L'anagramma perfetto di Roma è finalmente meritato. Una città in mora, indebitata per 867 milioni di euro, in cui l'attuale sindaco Marino divide equamente il tempo a maledire chi l'ha preceduto e a intonare il vero inno di Mameli e minimo comun denominatore delle serenate intonate dal Campidoglio nell'ultimo ventennio: la questua al governo centrale. I tempi sono magri, le tasche strette e il concerto del maestro Marino, stavolta, non ha ottenuto applausi. Letta ha apprezzato l'impronta dei primi tagli in giunta e poi, ascoltate le richieste complessive per evitare il default, 500 milioni, è evaso rapidamente da una quinta.

Un aiuto arriverà, ma a Roma, con i suoi 62.000 dipendenti pubblici, la dolce vita non tornerà più e il polo culturale, sogno veltroniano generosamente foraggiato per anni, rischia di sparire. Per la sopravvivenza, nelle forme gigantiste che tanto piacevano a Walter, servirebbero quasi 80 milioni di euro.

Soldi che non ci sono. Palanche che non tintinneranno.
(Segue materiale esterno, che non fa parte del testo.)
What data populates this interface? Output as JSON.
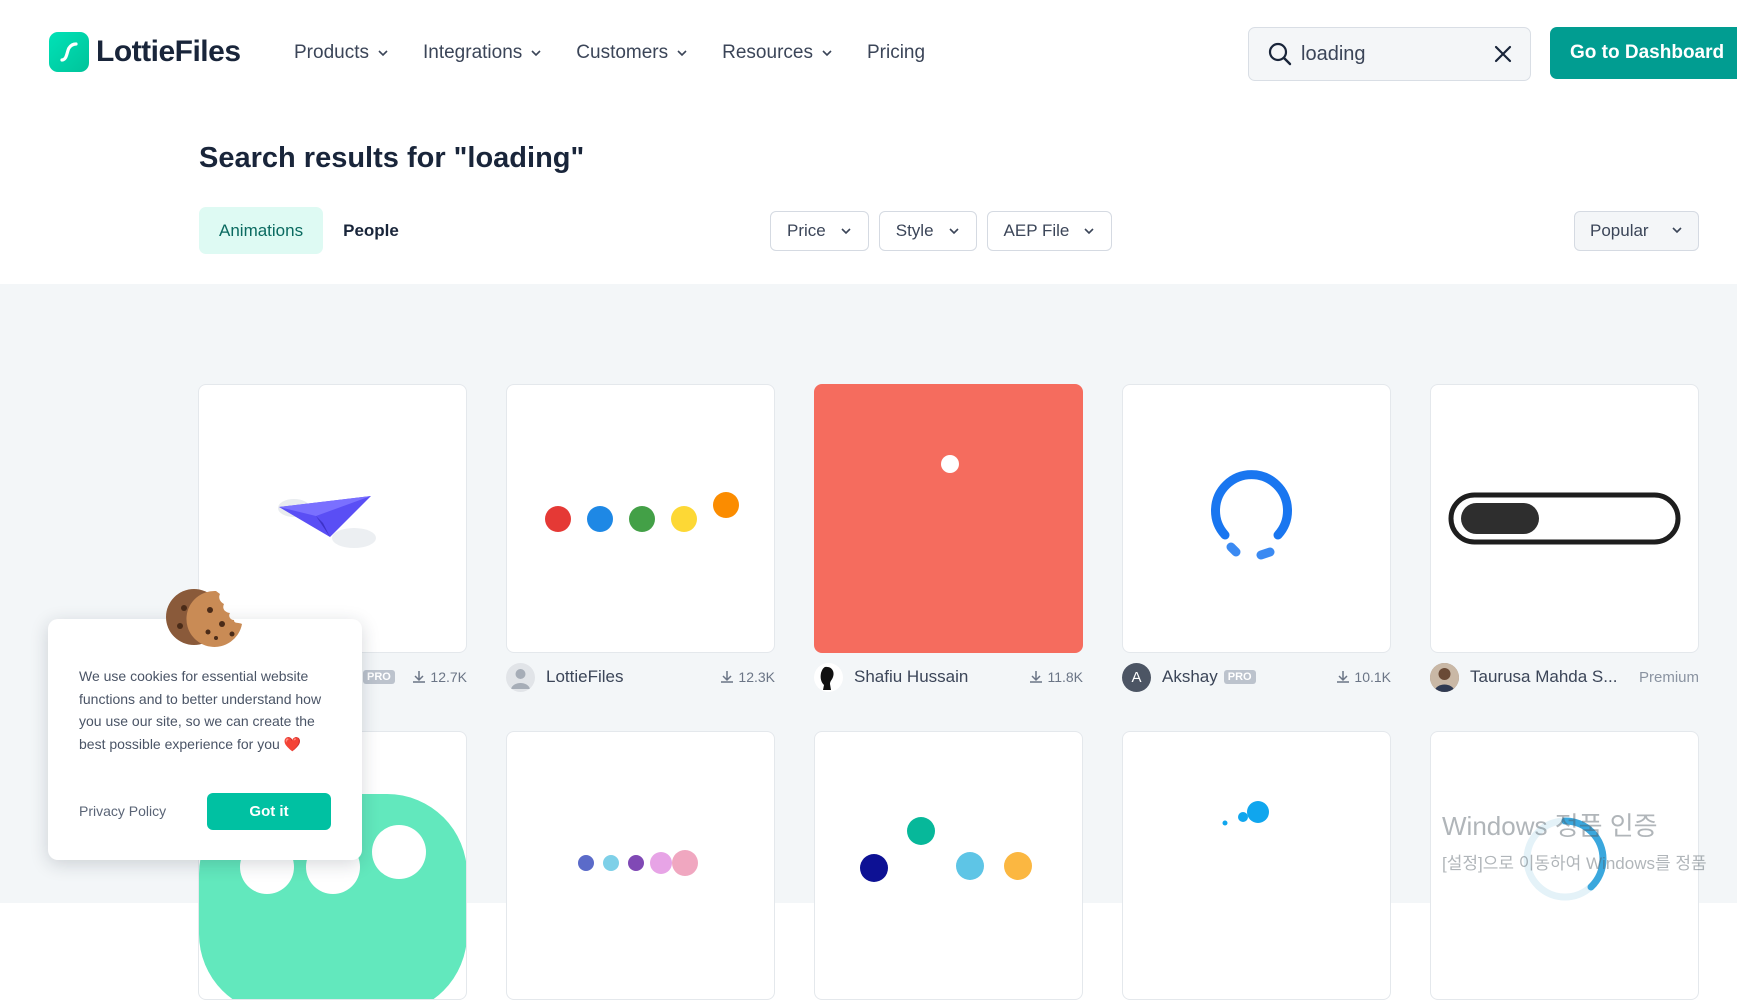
{
  "brand": {
    "name": "LottieFiles",
    "accent": "#00c1a2",
    "dashboard_btn_color": "#019d91"
  },
  "nav": {
    "items": [
      {
        "label": "Products",
        "has_menu": true
      },
      {
        "label": "Integrations",
        "has_menu": true
      },
      {
        "label": "Customers",
        "has_menu": true
      },
      {
        "label": "Resources",
        "has_menu": true
      },
      {
        "label": "Pricing",
        "has_menu": false
      }
    ]
  },
  "search": {
    "value": "loading",
    "icon": "search-icon",
    "clear_icon": "close-icon"
  },
  "dashboard_button": "Go to Dashboard",
  "heading": "Search results for \"loading\"",
  "tabs": [
    {
      "label": "Animations",
      "active": true
    },
    {
      "label": "People",
      "active": false
    }
  ],
  "filters": [
    {
      "label": "Price"
    },
    {
      "label": "Style"
    },
    {
      "label": "AEP File"
    }
  ],
  "sort": {
    "label": "Popular"
  },
  "results": [
    {
      "animation": "paper-plane",
      "author": "",
      "pro": true,
      "downloads": "12.7K"
    },
    {
      "animation": "colored-dots",
      "author": "LottieFiles",
      "pro": false,
      "downloads": "12.3K"
    },
    {
      "animation": "coral-bouncing-dot",
      "author": "Shafiu Hussain",
      "pro": false,
      "downloads": "11.8K"
    },
    {
      "animation": "blue-spinner",
      "author": "Akshay",
      "avatar_letter": "A",
      "pro": true,
      "downloads": "10.1K"
    },
    {
      "animation": "progress-toggle",
      "author": "Taurusa Mahda S...",
      "pro": false,
      "badge": "Premium"
    },
    {
      "animation": "green-bubble"
    },
    {
      "animation": "small-dots-row"
    },
    {
      "animation": "triangle-dots"
    },
    {
      "animation": "blue-drops"
    },
    {
      "animation": "light-spinner"
    }
  ],
  "badges": {
    "pro": "PRO"
  },
  "cookie": {
    "text": "We use cookies for essential website functions and to better understand how you use our site, so we can create the best possible experience for you",
    "heart": "❤️",
    "privacy_link": "Privacy Policy",
    "accept_button": "Got it"
  },
  "watermark": {
    "line1": "Windows 정품 인증",
    "line2": "[설정]으로 이동하여 Windows를 정품"
  }
}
Da quando il potente Emmanuele Emanuele, dopo averlo lungamente minacciato, ha sbattuto la porta del Palaexpo lasciando la presidenza e sottraendo gli oltre 4 vitali milioni di contributo, dalle parti della Casa del cinema tira la stessa brutta aria che si respira nei pressi delle consorelle.
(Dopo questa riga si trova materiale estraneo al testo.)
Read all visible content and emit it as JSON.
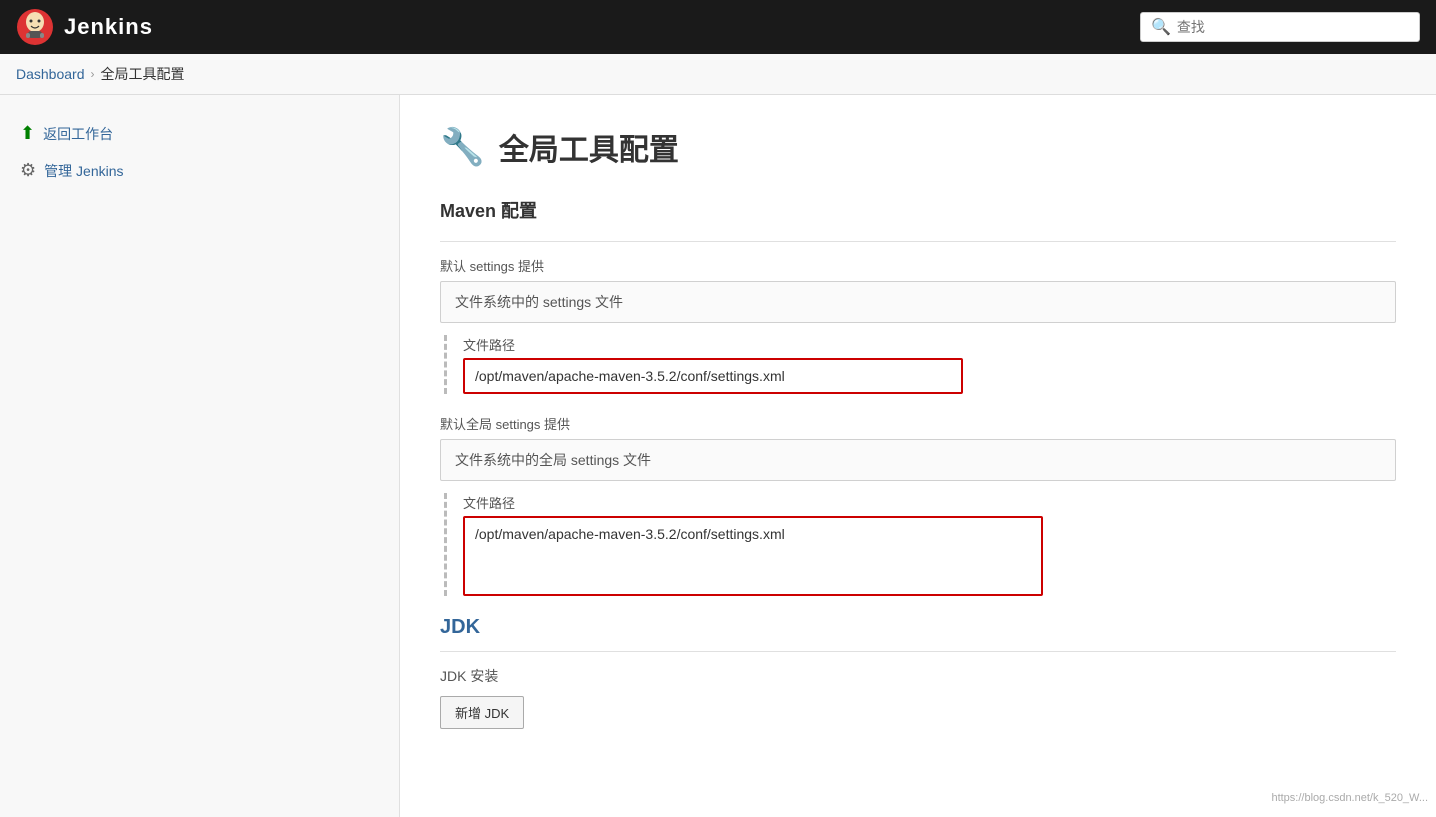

Facce scure e futuro incerto alle Scuderie del Quirinale come al Palazzo delle Esposizioni. Un soffio di percepibile smobilitazione, con i sindacati ben oltre la soglia di preoccupazione e lo spettro della chiusura definitiva a dare sinistra continuità a quella estiva. Solo un caso, tra i tanti, in una città che i suoi conti con la cultura, in una progressiva proliferazione di assunzioni, Cda ingrassati e incarichi dilatati, ultimamente, li ha sbagliati tutti. L'Opera di Roma ad esempio.
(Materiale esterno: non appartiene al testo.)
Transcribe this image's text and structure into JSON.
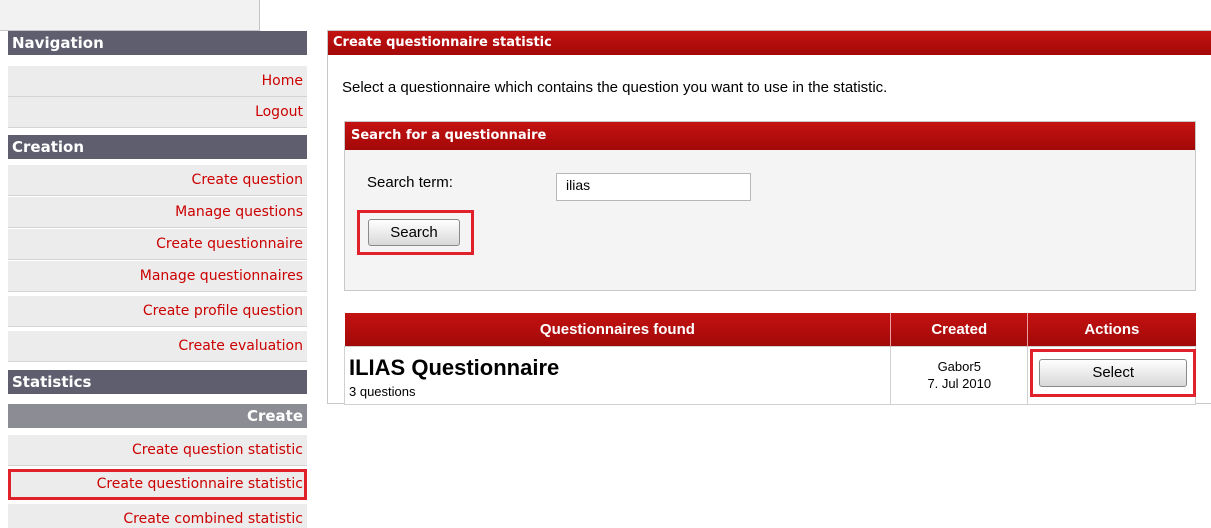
{
  "sidebar": {
    "navigation_header": "Navigation",
    "navigation_items": [
      "Home",
      "Logout"
    ],
    "creation_header": "Creation",
    "creation_items": [
      "Create question",
      "Manage questions",
      "Create questionnaire",
      "Manage questionnaires",
      "Create profile question",
      "Create evaluation"
    ],
    "statistics_header": "Statistics",
    "statistics_sub_header": "Create",
    "statistics_items": [
      "Create question statistic",
      "Create questionnaire statistic",
      "Create combined statistic"
    ]
  },
  "main": {
    "title": "Create questionnaire statistic",
    "description": "Select a questionnaire which contains the question you want to use in the statistic.",
    "search": {
      "title": "Search for a questionnaire",
      "label": "Search term:",
      "value": "ilias",
      "button_label": "Search"
    },
    "results": {
      "columns": [
        "Questionnaires found",
        "Created",
        "Actions"
      ],
      "rows": [
        {
          "name": "ILIAS Questionnaire",
          "subtitle": "3 questions",
          "author": "Gabor5",
          "date": "7. Jul 2010",
          "action_label": "Select"
        }
      ]
    }
  },
  "colors": {
    "header_red": "#b20c0c",
    "nav_header_gray": "#5e5e6e",
    "link_red": "#cc0000",
    "highlight_red": "#e0202a"
  }
}
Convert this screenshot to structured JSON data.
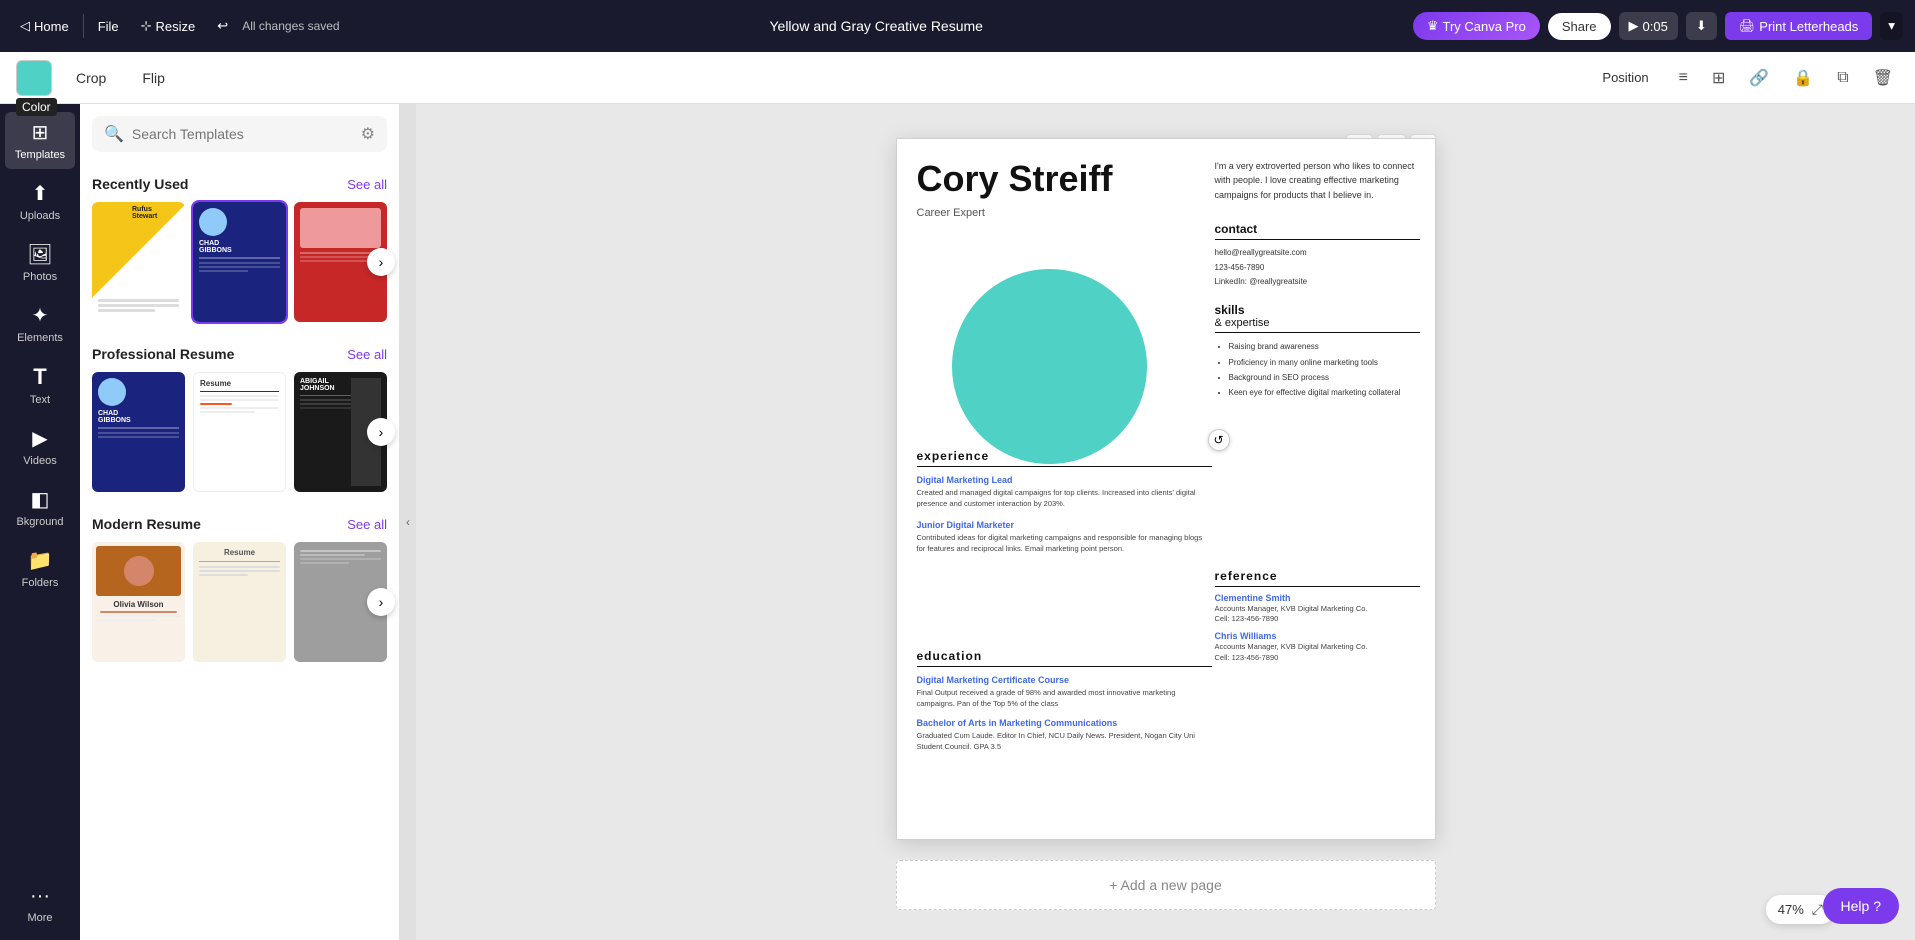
{
  "topbar": {
    "home_label": "Home",
    "file_label": "File",
    "resize_label": "Resize",
    "saved_text": "All changes saved",
    "doc_title": "Yellow and Gray Creative Resume",
    "try_pro_label": "Try Canva Pro",
    "share_label": "Share",
    "timer": "0:05",
    "print_label": "Print Letterheads"
  },
  "secondbar": {
    "color_label": "Color",
    "crop_label": "Crop",
    "flip_label": "Flip",
    "position_label": "Position"
  },
  "sidebar": {
    "items": [
      {
        "id": "templates",
        "label": "Templates",
        "icon": "⊞"
      },
      {
        "id": "uploads",
        "label": "Uploads",
        "icon": "⬆"
      },
      {
        "id": "photos",
        "label": "Photos",
        "icon": "🖼"
      },
      {
        "id": "elements",
        "label": "Elements",
        "icon": "✦"
      },
      {
        "id": "text",
        "label": "Text",
        "icon": "T"
      },
      {
        "id": "videos",
        "label": "Videos",
        "icon": "▶"
      },
      {
        "id": "background",
        "label": "Bkground",
        "icon": "🎨"
      },
      {
        "id": "folders",
        "label": "Folders",
        "icon": "📁"
      },
      {
        "id": "more",
        "label": "More",
        "icon": "···"
      }
    ]
  },
  "templates_panel": {
    "search_placeholder": "Search Templates",
    "sections": [
      {
        "id": "recently-used",
        "title": "Recently Used",
        "see_all": "See all",
        "templates": [
          {
            "id": "rufus",
            "name": "Rufus Stewart",
            "style": "yellow"
          },
          {
            "id": "chad1",
            "name": "Chad Gibbons",
            "style": "blue"
          },
          {
            "id": "red",
            "name": "",
            "style": "red"
          }
        ]
      },
      {
        "id": "professional-resume",
        "title": "Professional Resume",
        "see_all": "See all",
        "templates": [
          {
            "id": "chad2",
            "name": "Chad Gibbons",
            "style": "blue2"
          },
          {
            "id": "white",
            "name": "",
            "style": "white"
          },
          {
            "id": "dark",
            "name": "Abigail Johnson",
            "style": "dark"
          }
        ]
      },
      {
        "id": "modern-resume",
        "title": "Modern Resume",
        "see_all": "See all",
        "templates": [
          {
            "id": "olivia",
            "name": "Olivia Wilson",
            "style": "olivia"
          },
          {
            "id": "beige",
            "name": "",
            "style": "beige"
          },
          {
            "id": "gray",
            "name": "",
            "style": "gray"
          }
        ]
      }
    ]
  },
  "canvas": {
    "resume": {
      "name": "Cory Streiff",
      "title": "Career Expert",
      "bio": "I'm a very extroverted person who likes to connect with people. I love creating effective marketing campaigns for products that I believe in.",
      "contact": {
        "title": "contact",
        "email": "hello@reallygreatsite.com",
        "phone": "123-456-7890",
        "linkedin": "LinkedIn: @reallygreatsite"
      },
      "skills": {
        "title": "skills",
        "subtitle": "& expertise",
        "items": [
          "Raising brand awareness",
          "Proficiency in many online marketing tools",
          "Background in SEO process",
          "Keen eye for effective digital marketing collateral"
        ]
      },
      "experience": {
        "title": "experience",
        "jobs": [
          {
            "role": "Digital Marketing Lead",
            "desc": "Created and managed digital campaigns for top clients. Increased into clients' digital presence and customer interaction by 203%."
          },
          {
            "role": "Junior Digital Marketer",
            "desc": "Contributed ideas for digital marketing campaigns and responsible for managing blogs for features and reciprocal links. Email marketing point person."
          }
        ]
      },
      "education": {
        "title": "education",
        "items": [
          {
            "degree": "Digital Marketing Certificate Course",
            "detail": "Final Output received a grade of 98% and awarded most innovative marketing campaigns. Pan of the Top 5% of the class"
          },
          {
            "degree": "Bachelor of Arts in Marketing Communications",
            "detail": "Graduated Cum Laude. Editor In Chief, NCU Daily News. President, Nogan City Uni Student Council. GPA 3.5"
          }
        ]
      },
      "reference": {
        "title": "reference",
        "refs": [
          {
            "name": "Clementine Smith",
            "role": "Accounts Manager, KVB Digital Marketing Co.",
            "cell": "Cell: 123-456-7890"
          },
          {
            "name": "Chris Williams",
            "role": "Accounts Manager, KVB Digital Marketing Co.",
            "cell": "Cell: 123-456-7890"
          }
        ]
      }
    },
    "add_page_label": "+ Add a new page",
    "zoom_level": "47%"
  },
  "help_label": "Help ?",
  "icons": {
    "home": "◁",
    "undo": "↩",
    "crown": "♛",
    "play": "▶",
    "download": "⬇",
    "print": "🖨",
    "search": "🔍",
    "filter": "⚙",
    "chevron_right": "›",
    "chevron_left": "‹",
    "gear": "⚙",
    "link": "🔗",
    "lock": "🔒",
    "copy": "⧉",
    "trash": "🗑",
    "refresh": "↺",
    "add": "+",
    "more_dots": "···"
  }
}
Durante la reggenza alemanni-da, nell'inutile rincorsa tutta mediatica a Riccardo Muti, il sovrintendente De Martino con risultati in chiaroscuro, si è trovato a gestire 20 milioni di euro l'anno. Provvigioni fuori dal mondo (a Milano la Scala - che è la Scala - dal Comune ne riceve 7) che da domani, con tutte le possibili ripercussioni sul futuro dello stesso Muti, saranno brutalmente decurtate.

Prebende di cui decine di enti a vario titolo si sono giovati con crescente bulimia protoministeriale. Il teatro stabile di Roma. La Filarmonica romana. I teatri di cintura. I festival di tutti i tipi. Che ora, insieme al Macro (il museo che meglio di tutti ha fatto e che adesso, con una reggenza ad interim, naviga in pesanti difficoltà persino con gli stipendi dei custodi e con i fornitori di energia elettrica) soffrono.

Tremano tutti, persino l'indispensabile circuito delle biblioteche cittadine, mentre sul fronte occidentale, senza sostanziali novità da poter opporre a casse di cui si scorge il fondo, è stata spedita Flavia Barca. Soldatessa alle grandi manovre del Comune e assessore alla Cultura con competenza e forbice sotto la scrivania, Barca con apprezzabile dialettica, sincero sforzo iconoclasta e ancora perfettibile capacità di sintesi spiega (in 20 pazienti, mitraglianti minuti senza requie) che un'era è finita per sempre.

Rifiuta però di darle etichette: "Non è tramontato il sogno veltroniano, è cambiata l'Europa, è cambiato il mondo. In un quadro diverso da ieri, razionalizzare i costi senza rinunciare a far cultura è una sfida e un'opportunità da allargare anche ai nuovi attori sociali". E dice proprio così, "attori sociali", parlando di associazioni di cittadini e privati da coinvolgere nel "sistema perché possano incidere sulla città".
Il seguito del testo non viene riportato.